Öğrenmek Zorundayım. Çünkü Bilmezsem Ezilirim.
Yazılım, tasarım, yapay zekâ, sistem mimarisi, içerik stratejisi…
Hepsi benim öğrenme listemde.
Ama bunlar sadece kariyer hedefi değil.
Bunlar aynı zamanda kişisel direniş araçlarım.
Çünkü içimde hâlâ “yeterince iyi değilim” diyen bir çocuk var.
O çocuğu susturmanın tek yolu, ona “bak, bunu da öğrendik” demek.
Belki bu yüzden öğrenme süreci bir yarışa dönüşüyor.
Ve ben rakibimi bile tanımıyorum.
Sadece koşuyorum.
Zihinsel Gürültü Azalacak Mı?
Gerçekten bilmiyorum.
Üretmek bir çözüm mü, bir semptom mu, hâlâ emin değilim.
Ama bildiğim tek şey şu:
Yazdığım sürece, öğrettiğim sürece, anlattığım sürece biraz daha hafifliyorum.

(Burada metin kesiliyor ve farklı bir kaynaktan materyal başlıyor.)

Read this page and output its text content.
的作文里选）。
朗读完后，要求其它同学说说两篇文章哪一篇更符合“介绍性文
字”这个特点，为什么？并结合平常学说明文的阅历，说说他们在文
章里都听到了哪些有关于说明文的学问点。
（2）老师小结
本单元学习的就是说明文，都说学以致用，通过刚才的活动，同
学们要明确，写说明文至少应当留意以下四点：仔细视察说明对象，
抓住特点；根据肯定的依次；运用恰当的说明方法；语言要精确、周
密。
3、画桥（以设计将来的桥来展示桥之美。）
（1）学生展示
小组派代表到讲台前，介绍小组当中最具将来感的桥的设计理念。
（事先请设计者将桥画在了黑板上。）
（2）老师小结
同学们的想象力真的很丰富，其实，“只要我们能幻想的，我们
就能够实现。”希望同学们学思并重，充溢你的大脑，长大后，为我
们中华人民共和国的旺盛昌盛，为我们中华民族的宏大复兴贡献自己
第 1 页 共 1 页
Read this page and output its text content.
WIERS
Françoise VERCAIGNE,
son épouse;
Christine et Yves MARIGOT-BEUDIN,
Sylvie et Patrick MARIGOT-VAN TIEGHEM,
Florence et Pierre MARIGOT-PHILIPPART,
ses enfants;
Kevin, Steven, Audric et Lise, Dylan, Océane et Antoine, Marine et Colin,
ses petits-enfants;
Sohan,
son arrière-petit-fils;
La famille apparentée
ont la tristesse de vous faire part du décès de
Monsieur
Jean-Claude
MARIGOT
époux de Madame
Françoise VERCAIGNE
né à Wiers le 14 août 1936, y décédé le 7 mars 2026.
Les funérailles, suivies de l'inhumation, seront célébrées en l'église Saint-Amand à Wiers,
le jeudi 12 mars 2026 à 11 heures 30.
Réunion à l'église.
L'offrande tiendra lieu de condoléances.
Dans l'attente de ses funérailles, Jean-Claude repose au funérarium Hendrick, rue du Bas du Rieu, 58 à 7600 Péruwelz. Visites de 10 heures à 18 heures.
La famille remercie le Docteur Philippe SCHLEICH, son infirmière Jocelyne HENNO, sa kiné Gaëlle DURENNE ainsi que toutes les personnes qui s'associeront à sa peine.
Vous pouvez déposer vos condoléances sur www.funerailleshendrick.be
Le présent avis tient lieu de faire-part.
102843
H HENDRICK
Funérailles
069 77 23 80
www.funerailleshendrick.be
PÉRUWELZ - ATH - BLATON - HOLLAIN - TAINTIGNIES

Belki gürültü tamamen dinmeyecek.
Ama o gürültünün içinden bir ses benim olacak.
Ve o sesi sadece ben anlayacağım:
“Yavaşla, ama durma. Yorul, ama bırakma. Sesleri bastırma, onlara kelimeler ver.”
Bu Yazıyı Neden Yazdım?
Çünkü belki senin de beynin susmuyor.
Belki senin de sekmelerin kendi kendine açılıyor.
Ve belki sen de sadece hayatta kalmak için üretmek zorunda hissediyorsun.
Biliyorum.
Çünkü ben de oradayım.
Senin de içinde susmayan sesler varsa, bir cümle bırak.
Yalnız değiliz.
Ben yazmaya devam edeceğim.
Sen de okursan, bu yalnızlık biraz daha sessizleşir.
Odağını kendinden uzaklaştırmak işe yarıyor. Kitap ve arkadaşlar, doğa yürüyüşleri işe yarayabilir.
Birileriyle konuşmak, başka hayatları tanımak, yardım etmek, paylaşmak iyi hissettiriyor.
Mevcudu kabullenmek ve bununla yaşamayı öğrenmek katlanmayı kolaylaştırıyor.
Herkes mutluyken ben mutsuzum fikri sadece daha fazla acıya yol açar, sükunet ve huzur ile yetinmek gerek.